On Wed, 29 May 2024, Linus Torvalds wrote:
> > The only difference here is that with
> > hardware read-modify-write operations atomicity for sub-word accesses is
> > guaranteed by the ISA, however for software read-modify-write it has to be
> > explictly coded using the usual load-locked/store-conditional sequence in
> > a loop.
>
> I have some bad news for you: the old alpha CPU's not only screwed up
> the byte/word design, they _also_ screwed up the
> load-locked/store-conditional.
>
> You'd think that LL/SC would be done at a cacheline level, like any
> sane person would do.
>
> But no.
>
> The 21064 actually did atomicity with an external pin on the bus, the
> same way people used to do before caches even existed.
Umm, 8086's LOCK#, anyone?
> Yes, it has an internal L1 D$, but it is a write-through cache, and
> clearly things like cache coherency weren't designed for. In fact,
> LL/SC is even documented to not work in the external L2 cache
> ("Bcache" - don't ask me why the odd naming).
Board cache, I suppose.
> So LL/SC on the 21064 literally works on external memory.
>
> Quoting the reference manual:
>
> "A.6 Load Locked and Store Conditional
> The 21064 provides the ability to perform locked memory accesses through
> the LDxL (Load_Locked) and STxC (Store_Conditional) cycle command pair.
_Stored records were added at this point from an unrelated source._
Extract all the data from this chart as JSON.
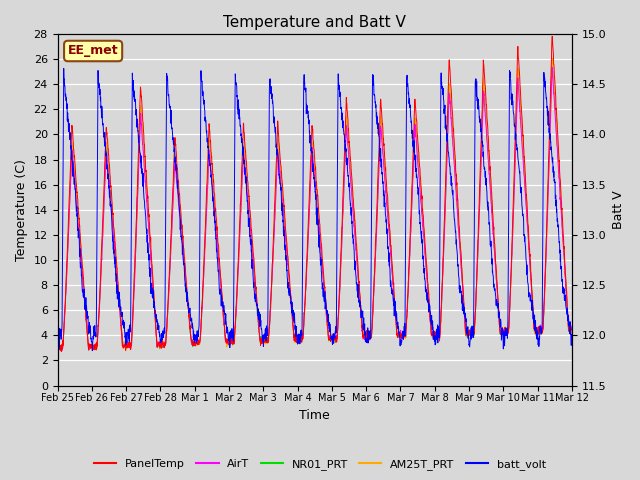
{
  "title": "Temperature and Batt V",
  "xlabel": "Time",
  "ylabel_left": "Temperature (C)",
  "ylabel_right": "Batt V",
  "annotation": "EE_met",
  "background_color": "#d8d8d8",
  "left_ylim": [
    0,
    28
  ],
  "right_ylim": [
    11.5,
    15.0
  ],
  "x_tick_labels": [
    "Feb 25",
    "Feb 26",
    "Feb 27",
    "Feb 28",
    "Mar 1",
    "Mar 2",
    "Mar 3",
    "Mar 4",
    "Mar 5",
    "Mar 6",
    "Mar 7",
    "Mar 8",
    "Mar 9",
    "Mar 10",
    "Mar 11",
    "Mar 12"
  ],
  "colors": {
    "PanelTemp": "#ff0000",
    "AirT": "#ff00ff",
    "NR01_PRT": "#00dd00",
    "AM25T_PRT": "#ffaa00",
    "batt_volt": "#0000ff"
  },
  "n_days": 15,
  "pts_per_day": 144
}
> The LDxL command forces the 21064 to bypass the Bcache and request data
> directly from the external memory interface. The memory interface logic must
> set a special interlock flag as it returns the data, and may
> optionally keep the
> locked address"
>
> End result: a LL/SC pair is very very slow. It was incredibly slow
> even for the time. I had benchmarks, I can't recall them, but I'd like
> to say "hundreds of cycles". Maybe thousands.
Interesting and disappointing, given how many years the Alpha designers
had to learn from the MIPS R4000. Which they borrowed from already after
all and which they had first-hand experience with present onboard, from
the R4000 DECstation systems built at their WSE facility. Hmm, I wonder
if there was patent avoidance involved.
> So actual reliable byte operations are not realistically possible on
> the early alpha CPU's. You can do them with LL/SC, sure, but
> performance would be so horrendously bad that it would be just sad.
Hmm, performance with a 30 years old system? Who cares! It mattered 30
years ago, maybe 25. And the performance of a system that runs slowly is
still infinitely better than one of a system that doesn't boot anymore,
isn't it?
> The 21064A had some "fast lock" mode which allows the data from the
> LDQ_L to come from the Bcache. So it still isn't exactly fast, and it
> still didn't work at CPU core speeds, but at least it worked with the
> external cache.
>
> Compilers will generate the sequence that DEC specified, which isn't
> thread-safe.
>
> In fact, it's worse than "not thread safe". It's not even safe on UP
> with interrupts, or even signals in user space.
Ouch, I find it a surprising oversight. Come to think of it indeed the
plain unlocked read-modify-write sequences are unsafe. I don't suppose
any old DECies are still around, but any idea how this was sorted in DEC's
own commercial operating systems (DU and OVMS)?
So this seems like something that needs to be sorted in the compiler, by
always using a locked sequence for 8-bit and 16-bit writes with non-BWX
targets. I can surely do it myself, not a big deal, and I reckon such a
change to GCC should be pretty compact and self-contained, as all the bits
are already within `alpha_expand_mov_nobwx' anyway.
I'm not sure if Richard will be happy to accept it, but it seems to me
the right thing to do at this point and with that in place there should be
no safety concern for RCU or anything with the old Alphas, with no effort
at all on the Linux side as all the burden will be on the compiler. We
may want to probe for the associated compiler option though and bail out
if unsupported.
Will it be enough to keep Linux support at least until the next obstacle?
Maciej